Orthophonie : le masque freine le traitement des troubles du langage…

En attendant l’homologation de masques transparents, les orthophonistes redoutent des retards important dans l’acquisition du langage chez les jeunes enfants.

En orthophonie, le masque constitue une barrière dans les apprentissages.

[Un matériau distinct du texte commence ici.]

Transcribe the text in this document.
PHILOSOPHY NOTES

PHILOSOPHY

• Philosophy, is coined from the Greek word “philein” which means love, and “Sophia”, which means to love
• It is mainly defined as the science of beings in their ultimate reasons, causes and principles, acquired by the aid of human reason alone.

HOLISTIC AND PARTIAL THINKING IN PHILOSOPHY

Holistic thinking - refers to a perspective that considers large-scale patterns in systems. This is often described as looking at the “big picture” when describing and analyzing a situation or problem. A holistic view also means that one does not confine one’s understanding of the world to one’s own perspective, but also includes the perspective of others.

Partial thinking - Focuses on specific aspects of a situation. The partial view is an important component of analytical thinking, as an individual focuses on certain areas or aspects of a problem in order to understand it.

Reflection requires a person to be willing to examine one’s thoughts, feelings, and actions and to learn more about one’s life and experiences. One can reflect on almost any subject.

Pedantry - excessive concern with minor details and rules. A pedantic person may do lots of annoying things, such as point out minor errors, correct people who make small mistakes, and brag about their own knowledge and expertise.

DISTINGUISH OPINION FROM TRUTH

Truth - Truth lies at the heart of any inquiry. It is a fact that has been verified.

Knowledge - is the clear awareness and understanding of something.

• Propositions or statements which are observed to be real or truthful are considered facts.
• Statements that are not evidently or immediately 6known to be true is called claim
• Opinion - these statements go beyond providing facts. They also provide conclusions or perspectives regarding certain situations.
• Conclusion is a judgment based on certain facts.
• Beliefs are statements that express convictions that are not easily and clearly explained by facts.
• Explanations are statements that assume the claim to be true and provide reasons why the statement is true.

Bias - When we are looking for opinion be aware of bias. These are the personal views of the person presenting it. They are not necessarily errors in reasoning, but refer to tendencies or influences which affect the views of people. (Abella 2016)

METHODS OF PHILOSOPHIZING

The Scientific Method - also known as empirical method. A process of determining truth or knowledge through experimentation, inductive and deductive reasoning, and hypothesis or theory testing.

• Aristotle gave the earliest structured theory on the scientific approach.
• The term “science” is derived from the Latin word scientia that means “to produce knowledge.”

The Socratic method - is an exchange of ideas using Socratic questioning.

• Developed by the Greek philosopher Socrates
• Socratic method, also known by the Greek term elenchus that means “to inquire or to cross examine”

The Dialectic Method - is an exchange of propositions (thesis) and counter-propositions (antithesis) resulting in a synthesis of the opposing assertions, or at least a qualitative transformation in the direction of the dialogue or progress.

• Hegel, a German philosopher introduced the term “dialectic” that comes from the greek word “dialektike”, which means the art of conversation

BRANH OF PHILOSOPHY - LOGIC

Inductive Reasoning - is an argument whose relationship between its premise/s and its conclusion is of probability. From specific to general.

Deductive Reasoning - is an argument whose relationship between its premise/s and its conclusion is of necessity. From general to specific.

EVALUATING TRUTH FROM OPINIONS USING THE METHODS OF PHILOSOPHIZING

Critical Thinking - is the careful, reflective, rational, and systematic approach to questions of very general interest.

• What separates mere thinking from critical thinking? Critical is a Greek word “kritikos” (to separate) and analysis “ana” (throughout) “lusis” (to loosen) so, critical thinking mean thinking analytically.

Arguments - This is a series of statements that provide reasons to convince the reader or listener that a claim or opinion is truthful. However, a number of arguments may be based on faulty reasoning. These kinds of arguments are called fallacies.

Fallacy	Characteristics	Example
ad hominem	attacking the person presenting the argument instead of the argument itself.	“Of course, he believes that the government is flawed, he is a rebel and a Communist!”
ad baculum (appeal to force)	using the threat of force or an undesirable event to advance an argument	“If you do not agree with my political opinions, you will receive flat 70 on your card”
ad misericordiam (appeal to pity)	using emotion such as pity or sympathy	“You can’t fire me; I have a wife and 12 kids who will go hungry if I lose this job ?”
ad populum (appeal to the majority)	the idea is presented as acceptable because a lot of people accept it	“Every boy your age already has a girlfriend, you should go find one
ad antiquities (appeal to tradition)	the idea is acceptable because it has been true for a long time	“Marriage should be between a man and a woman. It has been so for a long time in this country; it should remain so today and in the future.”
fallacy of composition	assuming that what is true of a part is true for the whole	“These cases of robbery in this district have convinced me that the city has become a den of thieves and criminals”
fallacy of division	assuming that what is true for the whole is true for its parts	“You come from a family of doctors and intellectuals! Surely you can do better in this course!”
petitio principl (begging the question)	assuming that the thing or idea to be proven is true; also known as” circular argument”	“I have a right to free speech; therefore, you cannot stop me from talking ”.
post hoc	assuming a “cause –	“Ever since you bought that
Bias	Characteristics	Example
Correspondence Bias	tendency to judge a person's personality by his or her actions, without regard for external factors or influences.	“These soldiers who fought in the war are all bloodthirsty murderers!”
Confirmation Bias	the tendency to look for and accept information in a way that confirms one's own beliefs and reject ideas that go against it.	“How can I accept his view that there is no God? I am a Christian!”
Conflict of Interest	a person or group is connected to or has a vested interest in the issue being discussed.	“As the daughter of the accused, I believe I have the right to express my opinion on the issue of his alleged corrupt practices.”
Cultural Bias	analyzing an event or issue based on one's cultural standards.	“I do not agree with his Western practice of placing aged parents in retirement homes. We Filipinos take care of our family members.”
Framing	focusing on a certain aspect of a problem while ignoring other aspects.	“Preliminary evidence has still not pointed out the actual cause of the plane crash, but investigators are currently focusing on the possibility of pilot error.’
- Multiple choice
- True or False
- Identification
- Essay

Les masques transparents ne sont toujours pas homologués pour les orthophonistes. En attendant, ces professionnels de santé craignent un retard notamment dans les apprentissages liés au langage, surtout chez les jeunes enfants mais aussi chez ceux souffrant de pathologies ou handicaps. Entretien avec Élodie Blanc, orthophoniste à Rennes.

Quel problème pose le masque pour les orthophonistes ?

Une première difficulté pour l’enfant, c’est la perte d’intensité sonore lorsque le professionnel de santé porte un masque. Cela peut gêner la compréhension d’autant qu’en hiver, les enfants peuvent déjà avoir des pertes auditives liées à des otites séreuses par exemple. Un autre problème est l’impossibilité pour l’enfant de pratiquer ce qu’on appelle la « lecture labiale ». C’est-à-dire lire sur les lèvres de l’orthophoniste. Une personne sourde, même appareillée, s’appuie évidemment beaucoup de cette lecture labiale. En orthophonie, on se base là-dessus pour leur apprendre à compenser leur trouble. Pour ces personnes, les échanges masqués du quotidien sont catastrophiques.

En quoi est-ce si important de voir la bouche pour les autres patients ?

Pour apprendre à parler, les enfants ont besoin de passer par l’imitation. Pour cela, il faut qu’ils voient ce qu’on fait avec la bouche. Le stimulus arrive déjà avec une atténuation du volume et on ne peut plus s’appuyer non plus sur le stimulus visuel. Travailler sur la phonologie (les sons) devient compliqué, difficulté à laquelle peuvent être aussi confrontés les enseignants de maternelle.

Quels apprentissages sont rendus plus compliqués ?

Il y a tout le travail de ce que l’on appelle la sphère oro-faciale : la position de la langue, des lèvres… Il y a donc plein de techniques de rééducation que l’on ne peut pas utiliser. On essaie parfois de passer via les parents mais ce ne sont pas des professionnels et ils peuvent eux-mêmes avoir des problèmes articulatoires. On constate globalement que la rééducation est plus compliquée chez les enfants qui ont un trouble du langage oral et des difficultés d’articulation. Et ce retard est encore plus problématique pour ceux qui doivent entrer en CP et apprendre le langage écrit.

Les masques « inclusifs », c’est ce que demandent les praticiens. Une pétition a été lancée au niveau national par les associations de prévention en orthophonie au niveau national pour supprimer les masques opaques chez les orthophonistes, mais aussi en crèche et en maternelle. Mais ce type de masque n’a pas encore été homologué pour nous. Actuellement, quand on travaille avec un jeune enfant qui ne porte donc pas de masque ou quand la rééducation nécessite une proximité physique ou un contact tactile avec la bouche de l’enfant, nous devons travailler avec des masques FFP2, dont les caractéristiques sanitaires sont supérieures à celles d’un masque chirurgical.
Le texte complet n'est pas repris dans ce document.